Usage
.fitMCMC(data, inits = NULL, iter = 250000, burn = 50000, thin = 1, tune = 100, outfile = basename(tempfile(tmpdir = ".", fileext = ".dat")), alternative = "greater", UPPER = 0.5, LOWER = 0.15, FAST = TRUE, EXPRATE = 1e-04, pXi = c(1, 1), seed = 10)
Arguments
data
a list with elements names 'n.stim' and 'n.unstim', the
stimulated and unstimulated counts. Must be at least of dimension 2.
inits
the initialization parameters for the MCMC routine.
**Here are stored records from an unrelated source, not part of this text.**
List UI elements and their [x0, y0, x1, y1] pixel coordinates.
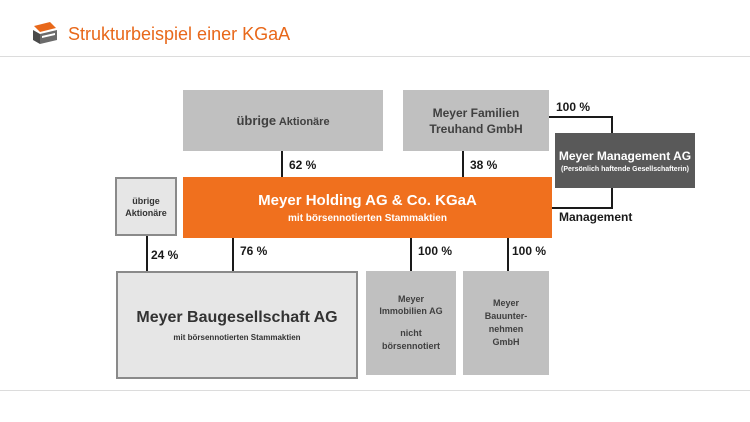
uebrige-top-bold-label: übrige	[236, 113, 277, 128]
pct-100-management-label: 100 %	[556, 100, 591, 114]
pct-62-label: 62 %	[289, 158, 317, 172]
meyer-baugesellschaft-box: Meyer Baugesellschaft AG mit börsennotie…	[116, 271, 358, 379]
management-title: Meyer Management AG	[558, 148, 692, 163]
immo-line1: Meyer	[397, 294, 424, 304]
line-uebrige-left-to-bau	[146, 236, 148, 272]
pct-38-label: 38 %	[470, 158, 498, 172]
immo-line3: nicht	[400, 328, 422, 338]
immo-line4: börsennotiert	[381, 341, 440, 351]
uebrige-left-line1: übrige	[132, 195, 160, 206]
line-management-v	[611, 188, 613, 209]
uebrige-aktionaere-top-box: übrige Aktionäre	[183, 90, 383, 151]
uebrige-aktionaere-left-box: übrige Aktionäre	[115, 177, 177, 236]
bauunter-line4: GmbH	[492, 337, 520, 347]
holding-subtitle: mit börsennotierten Stammaktien	[288, 212, 447, 224]
page-title: Strukturbeispiel einer KGaA	[68, 24, 291, 44]
meyer-bauunternehmen-box: Meyer Bauunter- nehmen GmbH	[463, 271, 549, 375]
meyer-familien-line1: Meyer Familien	[432, 105, 520, 120]
bauunter-line1: Meyer	[492, 298, 519, 308]
meyer-holding-box: Meyer Holding AG & Co. KGaA mit börsenno…	[183, 177, 552, 238]
uebrige-left-line2: Aktionäre	[125, 207, 167, 218]
header-divider	[0, 56, 750, 57]
management-subtitle: (Persönlich haftende Gesellschafterin)	[561, 165, 689, 173]
meyer-familien-treuhand-box: Meyer Familien Treuhand GmbH	[403, 90, 549, 151]
line-familien-to-management-h	[549, 116, 612, 118]
bau-title: Meyer Baugesellschaft AG	[136, 308, 338, 326]
footer-divider	[0, 390, 750, 391]
meyer-management-box: Meyer Management AG (Persönlich haftende…	[555, 133, 695, 188]
pct-100-immo-label: 100 %	[418, 244, 453, 258]
line-uebrige-to-holding	[281, 150, 283, 178]
pct-76-label: 76 %	[240, 244, 268, 258]
line-holding-to-immo	[410, 238, 412, 271]
line-holding-to-bauunter	[507, 238, 509, 271]
line-familien-to-management-v	[611, 116, 613, 134]
line-familien-to-holding	[462, 150, 464, 178]
line-holding-to-bau	[232, 238, 234, 272]
management-role-label: Management	[559, 210, 633, 224]
bauunter-line2: Bauunter-	[484, 311, 528, 321]
bauunter-line3: nehmen	[488, 324, 524, 334]
pct-100-bauunter-label: 100 %	[512, 244, 547, 258]
pct-24-label: 24 %	[151, 248, 179, 262]
uebrige-top-rest-label: Aktionäre	[276, 116, 330, 128]
line-management-h	[552, 207, 612, 209]
meyer-immobilien-box: Meyer Immobilien AG nicht börsennotiert	[366, 271, 456, 375]
book-logo-icon	[30, 18, 60, 48]
holding-title: Meyer Holding AG & Co. KGaA	[258, 191, 477, 209]
meyer-familien-line2: Treuhand GmbH	[429, 121, 523, 136]
bau-subtitle: mit börsennotierten Stammaktien	[173, 332, 301, 342]
immo-line2: Immobilien AG	[379, 306, 443, 316]
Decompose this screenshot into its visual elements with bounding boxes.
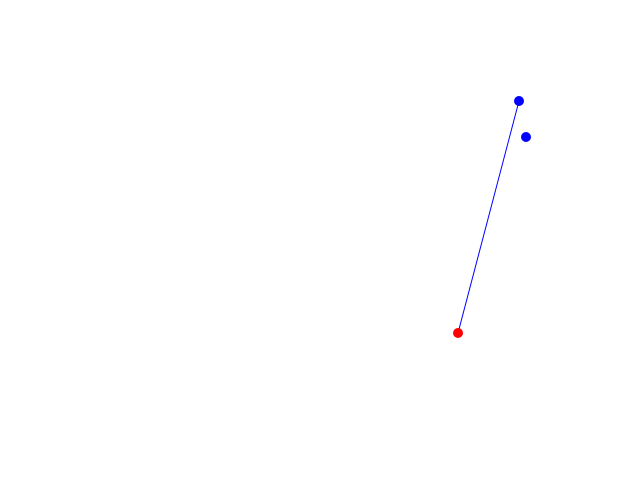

Can be
initialized from MDMix with initonly=TRUE.
iter
the number of Mote Carlo iterations
burn
the number of burn-in iterations
thin
The thinning interval
tune
the number of iterations used for tuning the step size
outfile
the output file name
alternative
either 'greater' or 'not equal' for fitting the one-sided
or two-sided MIMOSA model, respectively.
UPPER
tuning parameter for the upper bound on the acceptance ratio of
each paramter
LOWER
tuning parmeter for the lower bound on the acceptance ratio of
each paramter
FAST
TRUE,FALSE. Use the heuristic (FAST=TRUE) for fitting a
one-sided model rather than recomputing the normalization constant via MCMC
for each step.
EXPRATE
the mean of the prior distribution for the model hyperparameters.
pXi
is the prior on the w, beta(1,1) by default).